Bringing public project costs into reality

Employers who waste money don’t survive, so they become pretty good at determining the prevailing wage for any given job.

The exceptions are contractors on government projects, who are ordered by law to pay wages far higher than necessary. As a result, when voters allocate enough money to build eight new schools, the money stretches only far enough to build seven. Those state mandates are misleadingly called “prevailing wage” laws, often referred to as “Little Davis-Bacon Acts,” after the federal law on which they’re based.

Upset that the policy of awarding federal contracts to the low bidder had allowed “bootleg” southern labor to build a veterans hospital in his district in the 1920s, racist Long Island congressman Robert L. Bacon and other sponsors specifically stated a major purpose of their 1931 federal bill was to block “cheap colored labor” from taking jobs from local white workers. The result, of course, was less work for everyone.

In Nevada, only about 20 percent of contractors participate in the annual state poll designed to determine and set prevailing wages, because participation requires the disclosure of proprietary information that competitors can use to formulate lower bids. So state survey forms are often filled out by labor unions “assisting” the contractors. The result can be fantasy wages.

As documented by former Review-Journal writer A.D. Hopkins in 2000, the mandatory minimum wages published by the Nevada state Labor Commissioner sometimes require contractors to pay as much as $13.69 per hour above the highest real wages reported for a given labor specialty during the previous year. Those erroneous “prevailing wages” — dreamed up out of thin air — then became the actual wages that had to be paid the next year on government construction projects, at which point they were factored into the following year’s wage mandates.

Wednesday in Carson City, Assemblyman Cresent Hardy, a Republican contractor who wants to amend Nevada’s prevailing wage law, cited a Nevada Policy Research Institute study that says the prevailing wage law adds 46 percent to construction worker pay in Southern Nevada — and 13.2 percent to the overall cost of building a school.

The water carriers for the unions, including Assemblywoman Peggy Pierce, D-Las Vegas, responded that the whole community benefits when contractors are made to pay “decent wages.” So taxpayers benefit when their pockets are picked at a rate of $51 an hour for elevator installers, as opposed to the $38 per hour ($76,000 a year, before benefits or overtime) that said installers are happy to receive when working a nongovernment job?
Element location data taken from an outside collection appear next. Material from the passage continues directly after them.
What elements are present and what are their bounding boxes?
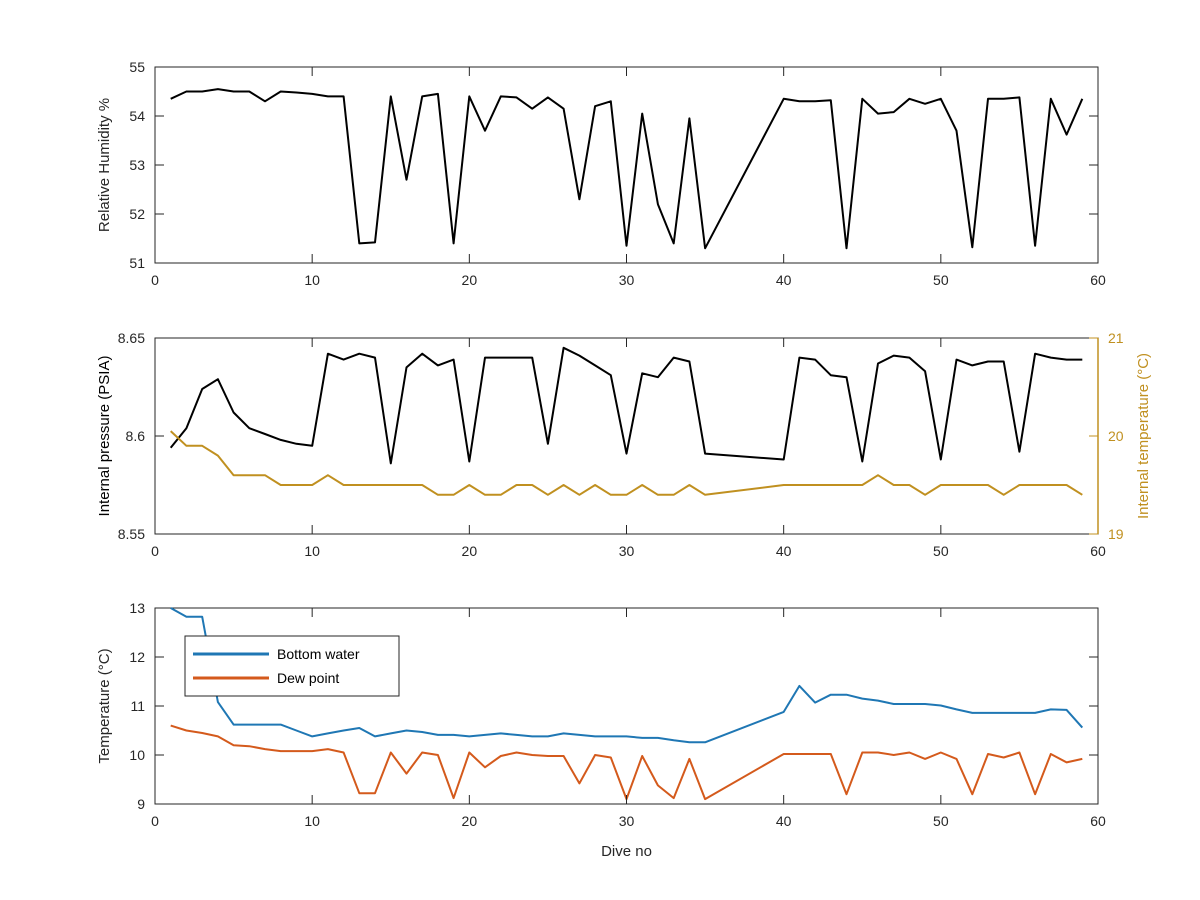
panel-bottom: 0 10 20 30 40 50 60 9 10 11 12 13 Temperature (°C) Di… — [96, 600, 1106, 860]
y-tick-label: 10 — [129, 747, 145, 763]
x-tick-label: 40 — [776, 272, 792, 288]
x-tick-label: 60 — [1090, 272, 1106, 288]
x-tick-label: 40 — [776, 813, 792, 829]
y-axis-label: Relative Humidity % — [96, 98, 113, 232]
series-line-bottom-water — [170, 607, 1084, 744]
legend: Bottom water Dew point — [184, 635, 400, 697]
y-tick-label: 8.6 — [126, 428, 146, 444]
axes-box — [154, 337, 1099, 535]
panel-top: 0 10 20 30 40 50 60 51 52 53 54 55 Relative Humidity… — [96, 59, 1106, 288]
y-tick-label: 8.65 — [118, 330, 145, 346]
x-tick-label: 50 — [933, 543, 949, 559]
x-tick-label: 10 — [304, 813, 320, 829]
legend-box — [184, 635, 400, 697]
y-tick-label: 54 — [129, 108, 145, 124]
x-tick-label: 0 — [151, 272, 159, 288]
x-tick-label: 10 — [304, 272, 320, 288]
x-tick-label: 20 — [462, 813, 478, 829]
x-tick-label: 30 — [619, 272, 635, 288]
y-tick-label: 55 — [129, 59, 145, 75]
y-tick-label: 52 — [129, 206, 145, 222]
legend-label: Bottom water — [277, 646, 360, 662]
axes-box — [154, 66, 1099, 264]
x-tick-label: 10 — [304, 543, 320, 559]
series-line-right-1 — [170, 430, 1083, 496]
y-tick-label: 53 — [129, 157, 145, 173]
x-tick-label: 60 — [1090, 813, 1106, 829]
x-tick-label: 0 — [151, 543, 159, 559]
y-tick-label: 9 — [137, 796, 145, 812]
legend-label: Dew point — [277, 670, 339, 686]
panel-middle: 0 10 20 30 40 50 60 8.55 8.6 8.65 19 20 21 Internal t… — [96, 330, 1152, 559]
y-right-tick-label: 19 — [1108, 526, 1124, 542]
x-tick-label: 30 — [619, 543, 635, 559]
series-line-main-0 — [170, 88, 1084, 250]
series-line-dew-point — [170, 724, 1083, 801]
y-tick-label: 12 — [129, 649, 145, 665]
x-tick-label: 20 — [462, 543, 478, 559]
y-tick-label: 51 — [129, 255, 145, 271]
x-axis-label: Dive no — [601, 843, 652, 860]
y-axis-label: Temperature (°C) — [96, 648, 113, 763]
y-tick-label: 11 — [130, 698, 145, 714]
y-tick-label: 13 — [129, 600, 145, 616]
x-tick-label: 50 — [933, 272, 949, 288]
y-right-axis-label: Internal temperature (°C) — [1135, 353, 1152, 519]
x-tick-label: 50 — [933, 813, 949, 829]
y-right-tick-label: 20 — [1108, 428, 1124, 444]
x-tick-label: 60 — [1090, 543, 1106, 559]
x-tick-label: 20 — [462, 272, 478, 288]
y-tick-label: 8.55 — [118, 526, 145, 542]
y-axis-label: Internal pressure (PSIA) — [96, 356, 113, 517]
x-tick-label: 0 — [151, 813, 159, 829]
x-tick-label: 40 — [776, 543, 792, 559]
x-tick-label: 30 — [619, 813, 635, 829]
series-line-left-0 — [169, 346, 1083, 465]
y-right-tick-label: 21 — [1108, 330, 1124, 346]
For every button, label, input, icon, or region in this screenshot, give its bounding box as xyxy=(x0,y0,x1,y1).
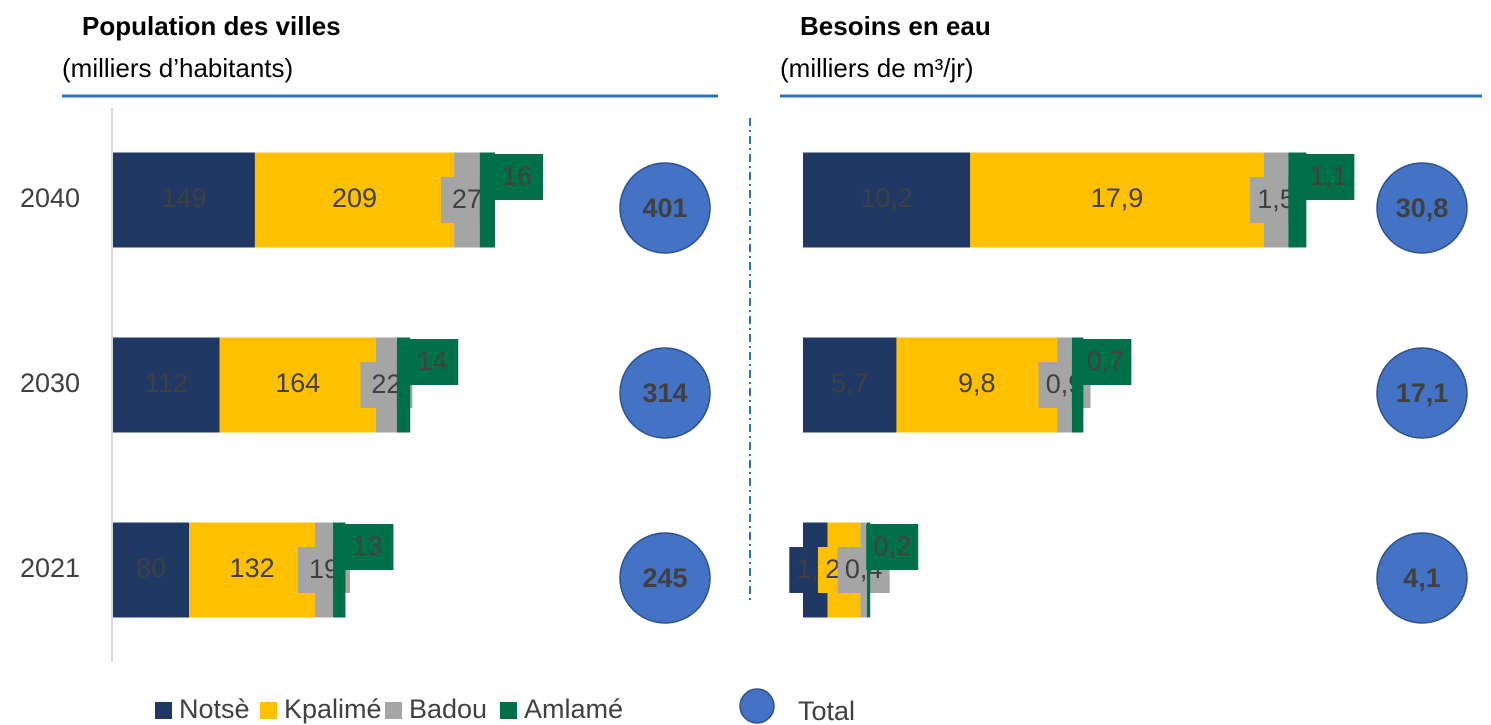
total-label: 30,8 xyxy=(1396,193,1449,223)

Mr. Hardy’s Assembly Bill 318 would lift the project threshold on which prevailing wages must be paid from $100,000 to $1.5 million. Of course, unions already game the $100,000 limit. When the school district tries to put an $80,000 paving or renovation job out to bid, the maintenance department often is informed that job will be “ganged up” with other projects in order to exceed the $100,000 cap and trigger the higher wage requirements.

Given that union-friendly Democrats hold a 26-15 edge in the Assembly, Mr. Hardy’s bill is likely to die in committee. And we wonder why government demands ever more money — yet seems to get less and less done?